The pro-government Sabah daily and state-owned Anatolia news agency -- as well as Reuters and The Wall Street Journal, based on the Anatolia news agency -- had directly referred to a BDDK official in publishing a false story about Bank Asya. The BDDK was reluctant to deny these reports, but had to do it particularly in the wake of rumors that 10 banks had been placed under close monitoring by the BDDK triggered severe fluctuations in the markets. The BDDK is one of the independent political authorities created as part of EU harmonization efforts to ward off political pressures on the banking sector. The law that regulates its functioning complies with Western standards, but it opted to collaborate with the ruling party in its attacks on Bank Asya.

Everyone is sure that the attacks on Bank Asya come from the government and government-controlled organizations. Recep Tayyip Erdoğan openly made statements to discredit Bank Asya, though the bank's prestige is under legal protection. He argued that the bank's financial position is weak. State Minister Ali Babacan, on the contrary, made contradictory remarks. Yiğit Bulut, Erdoğan's economy adviser, disclosed deliberately distorted figures about Bank Asya although banking legislation explicitly prohibits this. All these facts reveal the conspiracy conducted behind closed doors.

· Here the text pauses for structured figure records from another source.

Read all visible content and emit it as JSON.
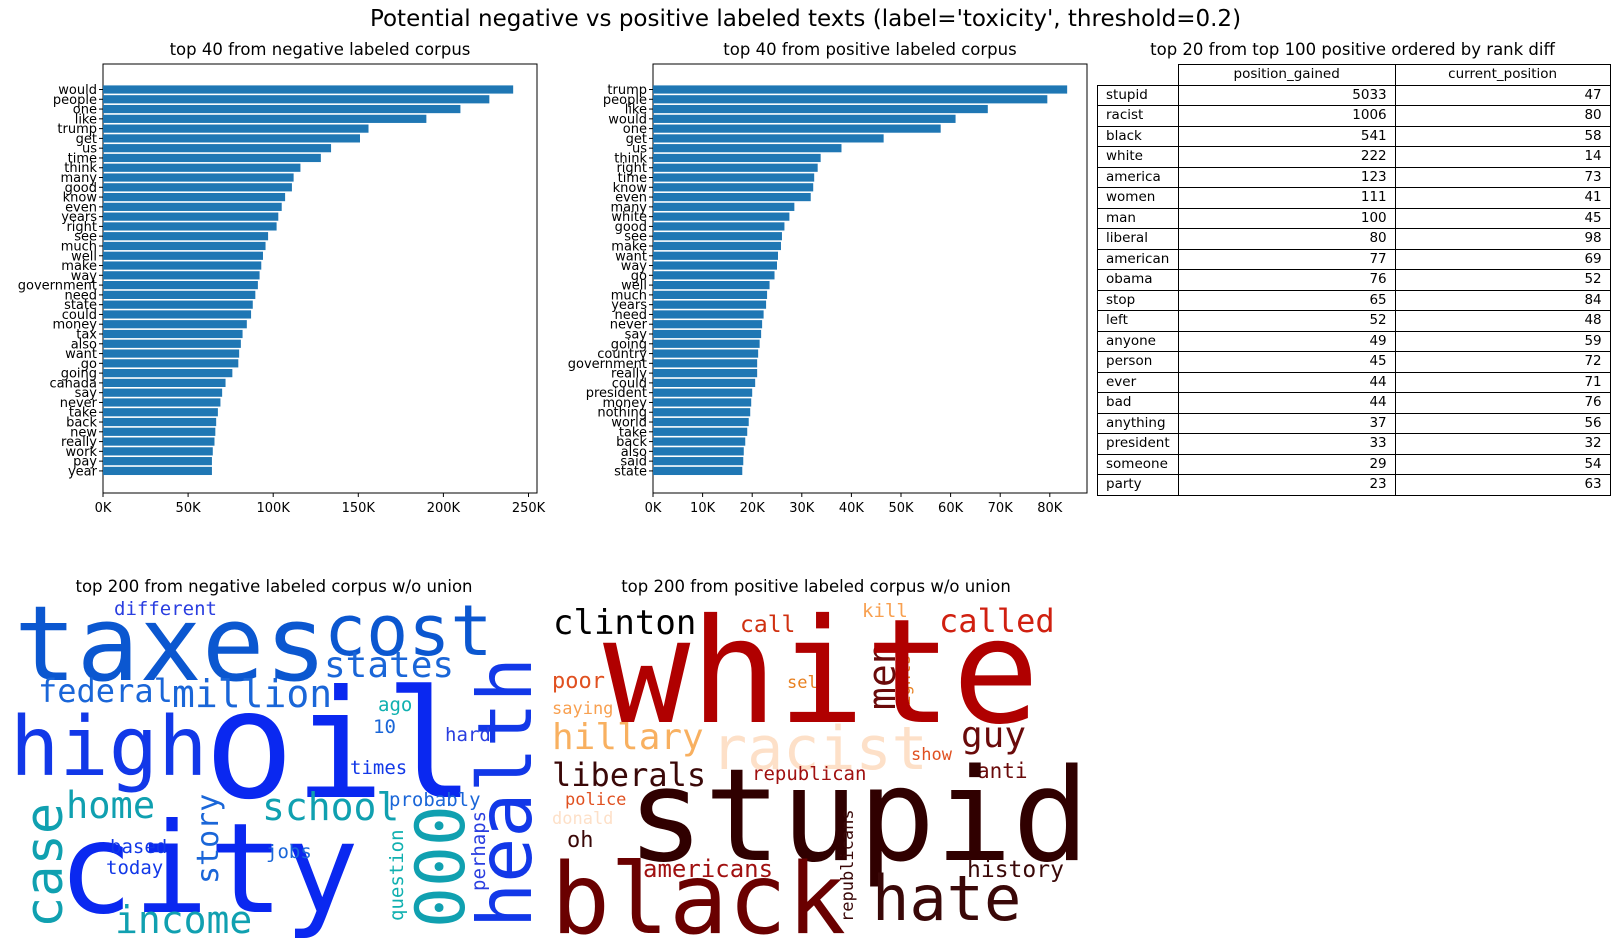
{
  "suptitle": "Potential negative vs positive labeled texts (label='toxicity', threshold=0.2)",
  "colors": {
    "bar": "#1f77b4",
    "axis": "#000000",
    "background": "#ffffff"
  },
  "chart_data": [
    {
      "type": "bar",
      "orientation": "horizontal",
      "title": "top 40 from negative labeled corpus",
      "xlabel": "",
      "ylabel": "",
      "xlim": [
        0,
        255000
      ],
      "xticks": [
        "0K",
        "50K",
        "100K",
        "150K",
        "200K",
        "250K"
      ],
      "categories": [
        "would",
        "people",
        "one",
        "like",
        "trump",
        "get",
        "us",
        "time",
        "think",
        "many",
        "good",
        "know",
        "even",
        "years",
        "right",
        "see",
        "much",
        "well",
        "make",
        "way",
        "government",
        "need",
        "state",
        "could",
        "money",
        "tax",
        "also",
        "want",
        "go",
        "going",
        "canada",
        "say",
        "never",
        "take",
        "back",
        "new",
        "really",
        "work",
        "pay",
        "year"
      ],
      "values": [
        241000,
        227000,
        210000,
        190000,
        156000,
        151000,
        134000,
        128000,
        116000,
        112000,
        111000,
        107000,
        105000,
        103000,
        102000,
        97000,
        95500,
        94000,
        93000,
        92000,
        91000,
        89500,
        88000,
        87000,
        84500,
        82000,
        81000,
        80000,
        79500,
        76000,
        72000,
        70000,
        69000,
        67500,
        66500,
        66000,
        65500,
        64500,
        64000,
        64000
      ]
    },
    {
      "type": "bar",
      "orientation": "horizontal",
      "title": "top 40 from positive labeled corpus",
      "xlabel": "",
      "ylabel": "",
      "xlim": [
        0,
        87500
      ],
      "xticks": [
        "0K",
        "10K",
        "20K",
        "30K",
        "40K",
        "50K",
        "60K",
        "70K",
        "80K"
      ],
      "categories": [
        "trump",
        "people",
        "like",
        "would",
        "one",
        "get",
        "us",
        "think",
        "right",
        "time",
        "know",
        "even",
        "many",
        "white",
        "good",
        "see",
        "make",
        "want",
        "way",
        "go",
        "well",
        "much",
        "years",
        "need",
        "never",
        "say",
        "going",
        "country",
        "government",
        "really",
        "could",
        "president",
        "money",
        "nothing",
        "world",
        "take",
        "back",
        "also",
        "said",
        "state"
      ],
      "values": [
        83500,
        79500,
        67500,
        61000,
        58000,
        46500,
        38000,
        33800,
        33200,
        32500,
        32300,
        31800,
        28500,
        27500,
        26500,
        26000,
        25800,
        25200,
        25000,
        24500,
        23500,
        23000,
        22800,
        22300,
        22000,
        21800,
        21500,
        21200,
        21000,
        21000,
        20600,
        20000,
        19800,
        19600,
        19300,
        19000,
        18600,
        18300,
        18200,
        18000
      ]
    },
    {
      "type": "table",
      "title": "top 20 from top 100 positive ordered by rank diff",
      "columns": [
        "position_gained",
        "current_position"
      ],
      "rows": [
        {
          "word": "stupid",
          "position_gained": "5033",
          "current_position": "47"
        },
        {
          "word": "racist",
          "position_gained": "1006",
          "current_position": "80"
        },
        {
          "word": "black",
          "position_gained": "541",
          "current_position": "58"
        },
        {
          "word": "white",
          "position_gained": "222",
          "current_position": "14"
        },
        {
          "word": "america",
          "position_gained": "123",
          "current_position": "73"
        },
        {
          "word": "women",
          "position_gained": "111",
          "current_position": "41"
        },
        {
          "word": "man",
          "position_gained": "100",
          "current_position": "45"
        },
        {
          "word": "liberal",
          "position_gained": "80",
          "current_position": "98"
        },
        {
          "word": "american",
          "position_gained": "77",
          "current_position": "69"
        },
        {
          "word": "obama",
          "position_gained": "76",
          "current_position": "52"
        },
        {
          "word": "stop",
          "position_gained": "65",
          "current_position": "84"
        },
        {
          "word": "left",
          "position_gained": "52",
          "current_position": "48"
        },
        {
          "word": "anyone",
          "position_gained": "49",
          "current_position": "59"
        },
        {
          "word": "person",
          "position_gained": "45",
          "current_position": "72"
        },
        {
          "word": "ever",
          "position_gained": "44",
          "current_position": "71"
        },
        {
          "word": "bad",
          "position_gained": "44",
          "current_position": "76"
        },
        {
          "word": "anything",
          "position_gained": "37",
          "current_position": "56"
        },
        {
          "word": "president",
          "position_gained": "33",
          "current_position": "32"
        },
        {
          "word": "someone",
          "position_gained": "29",
          "current_position": "54"
        },
        {
          "word": "party",
          "position_gained": "23",
          "current_position": "63"
        }
      ]
    }
  ],
  "wordclouds": {
    "negative": {
      "title": "top 200 from negative labeled corpus w/o union",
      "words": [
        "taxes",
        "cost",
        "different",
        "states",
        "federal",
        "million",
        "high",
        "oil",
        "health",
        "ago",
        "10",
        "hard",
        "case",
        "home",
        "times",
        "school",
        "probably",
        "city",
        "story",
        "000",
        "based",
        "today",
        "jobs",
        "question",
        "perhaps",
        "income"
      ]
    },
    "positive": {
      "title": "top 200 from positive labeled corpus w/o union",
      "words": [
        "clinton",
        "call",
        "kill",
        "called",
        "poor",
        "self",
        "men",
        "rights",
        "white",
        "saying",
        "hillary",
        "racist",
        "guy",
        "show",
        "liberals",
        "republican",
        "anti",
        "police",
        "donald",
        "oh",
        "stupid",
        "republicans",
        "history",
        "americans",
        "black",
        "hate"
      ]
    }
  }
}
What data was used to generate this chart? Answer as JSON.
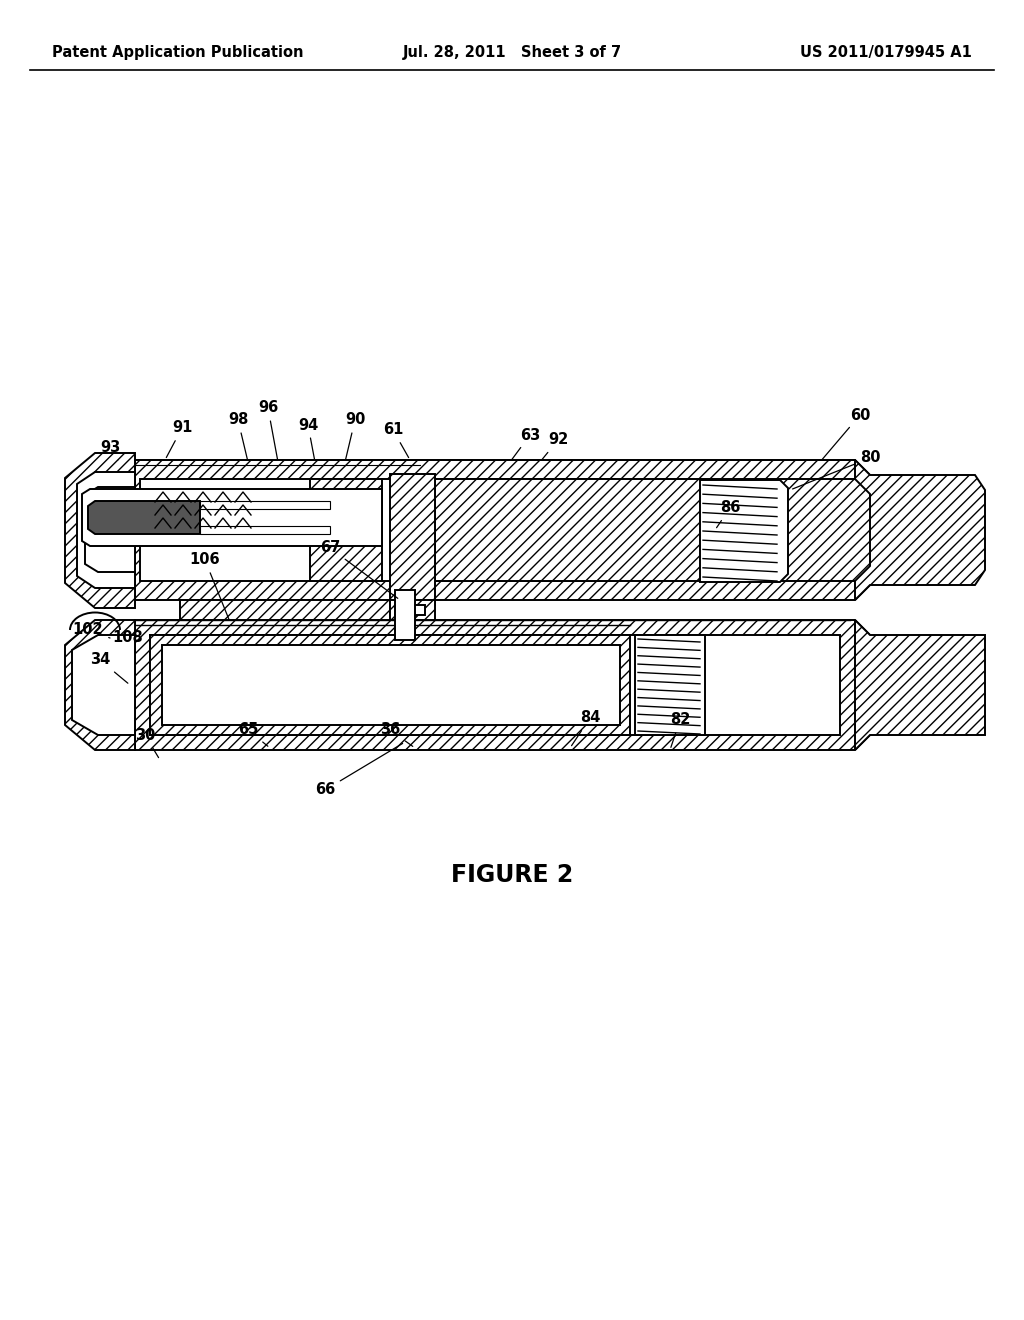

Finally, the news stories referring to a BDDK official were the last straw of this Byzantine intrigue. You may find justifications for all the others, but it is clear in these false stories that the Anatolia news agency is used to add credence to the story. It is apparent that the ruling party tried to implement a sinister plot against a private bank. Numerous officials have played their part in this plot. However, this plot ended up in smoke due to the bitter truths of the economy. The BDDK remained silent for a long time before it was forced to deny the false stories because these rumors were about to trigger an overall crisis in the banking sector. The BDDK's denial coincided with the reports about the Q3 growth figures remaining considerably lower than expectations. Why did Bulut fail to make any comment about the recent development although he masterminds the conspiracy against Bank Asya?

Bank Asya is one of the dependable institutions in the banking sector. According to independent reports, there are 10 banks with riskier positions. These 10 banks suffered a big loss due to the above-mentioned rumors, forcing the BDDK to deny the rumors. The shares of these banks fell by 5 percent in one day. The top management of these banks was seized with panic. It became clear that it is impossible to force Bank Asya into bankruptcy without triggering the complete collapse of the country's economy. The financial sector has taken a deep breath for now. But only for now…

The ruling party's increased monopolization and move toward a dictatorial regime has been largely consolidated via the banking sector. Thus, any deterioration in this sector produces a blow to the ruling party.
The real risk group in the economy comprises the small oligarchic groups of capitalists who are close to Erdoğan and who are implicated in the graft probes.

Thus, the ruling party's system for distributing easy money to these capitalists via easily obtained bank loans for the construction sector is falling apart. The Bank Asya operation backfired and showed the weakness of this system.